President Bush's failure to persuade Latin American and Caribbean leaders to approve a U.S.-backed free trade agreement during the recent Summit of the Americas is an indication of waning U.S. influence in Latin America after years of diplomatic neglect by his administration, and a reminder of why it is important to nurture ties in that region.

The outcome of the two-day summit in Argentina, attended by 34 Western Hemisphere countries, was further signal of a growing willingness among those nations to assert political independence from the U.S. and express unease with U.S. assurances that the agreement will benefit the region.

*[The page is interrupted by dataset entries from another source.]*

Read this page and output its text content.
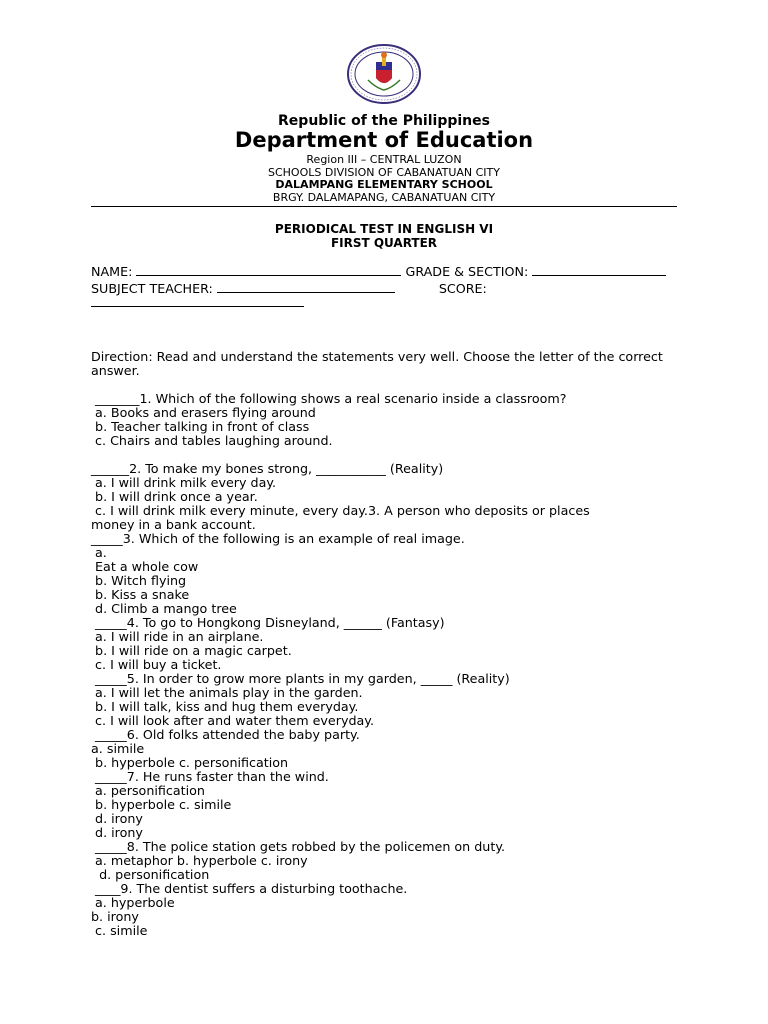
Republic of the Philippines
Department of Education
Region III – CENTRAL LUZON
SCHOOLS DIVISION OF CABANATUAN CITY
DALAMPANG ELEMENTARY SCHOOL
BRGY. DALAMAPANG, CABANATUAN CITY
PERIODICAL TEST IN ENGLISH VI
FIRST QUARTER
NAME:	GRADE & SECTION:
SUBJECT TEACHER:	SCORE:
Direction: Read and understand the statements very well. Choose the letter of the correct
answer.
_______1. Which of the following shows a real scenario inside a classroom?
a. Books and erasers flying around
b. Teacher talking in front of class
c. Chairs and tables laughing around.
______2. To make my bones strong, ___________ (Reality)
a. I will drink milk every day.
b. I will drink once a year.
c. I will drink milk every minute, every day.3. A person who deposits or places
money in a bank account.
_____3. Which of the following is an example of real image.
a.
Eat a whole cow
b. Witch flying
b. Kiss a snake
d. Climb a mango tree
_____4. To go to Hongkong Disneyland, ______ (Fantasy)
a. I will ride in an airplane.
b. I will ride on a magic carpet.
c. I will buy a ticket.
_____5. In order to grow more plants in my garden, _____ (Reality)
a. I will let the animals play in the garden.
b. I will talk, kiss and hug them everyday.
c. I will look after and water them everyday.
_____6. Old folks attended the baby party.
a. simile
b. hyperbole c. personification
_____7. He runs faster than the wind.
a. personification
b. hyperbole c. simile
d. irony
d. irony
_____8. The police station gets robbed by the policemen on duty.
a. metaphor b. hyperbole c. irony
d. personification
____9. The dentist suffers a disturbing toothache.
a. hyperbole
b. irony
c. simile
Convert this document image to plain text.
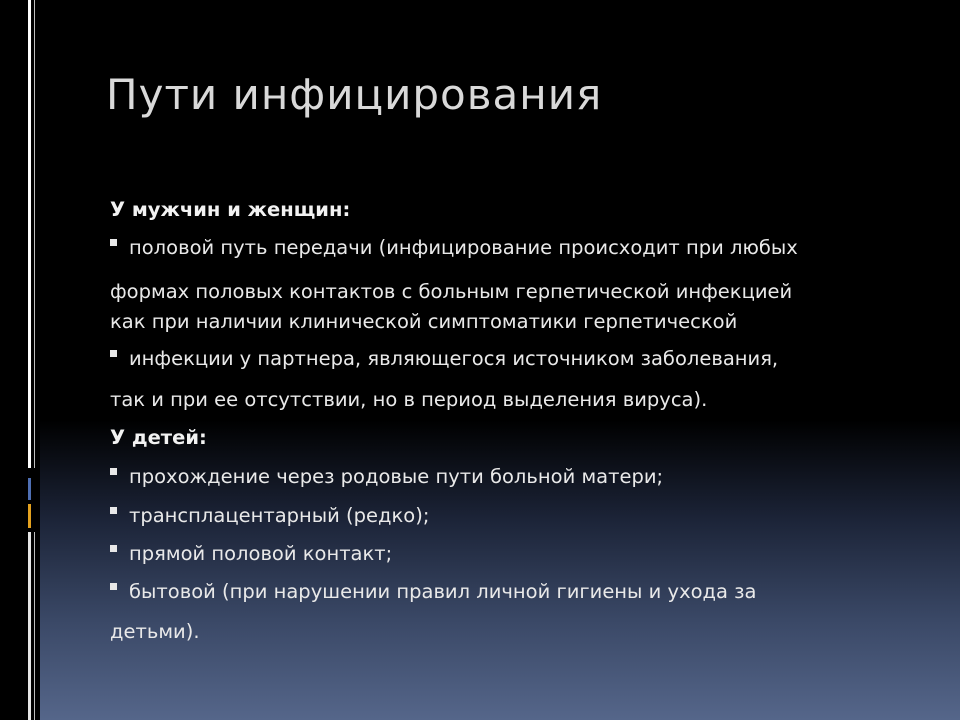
Пути инфицирования
У мужчин и женщин:
половой путь передачи (инфицирование происходит при любых
формах половых контактов с больным герпетической инфекцией
как при наличии клинической симптоматики герпетической
инфекции у партнера, являющегося источником заболевания,
так и при ее отсутствии, но в период выделения вируса).
У детей:
прохождение через родовые пути больной матери;
трансплацентарный (редко);
прямой половой контакт;
бытовой (при нарушении правил личной гигиены и ухода за
детьми).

While Mr. Bush focused primarily on the Middle East over the last few years, poverty and public discontent grew throughout the region and several South American countries turned leftward politically. The administration must now increase the pace of diplomatic re-engagement it has embarked on in Latin America in recent months to court potential signatories to the agreement.

Mr. Bush's visit to Argentina was overshadowed by widespread protests against him, the war in Iraq and perceived threats of "U.S. imperialism," an outdated allegation nonetheless effectively leveled by Venezuelan President Hugo Chavez. Despite his obvious egotistical paranoia, Mr. Chavez was able to draw 25,000 protesters to rally against the agreement and exploit U.S. diplomatic missteps - including the Bush administration's premature support for a failed 2000 coup against Mr. Chavez - and to argue that the administration is more concerned about furthering U.S. interests than in creating jobs and supporting democracy through the proposed Free Trade Area of the Americas.

Mr. Chavez's arguments resonate with the region's 100 million poor people, and his emergence as one of region's most vocal critics of the U.S. is proof that the Bush administration's refusal to engage him has not isolated him politically. His use of his nation's oil wealth to promote stronger economic integration within Latin America and to reduce U.S. influence has gained him supporters among leftist groups in Mexico, Ecuador and Bolivia that could eventually threaten the hemisphere. Coupled with his quest to seek nuclear energy, Mr. Chavez's actions could undermine democratic gains in the region if left unchecked.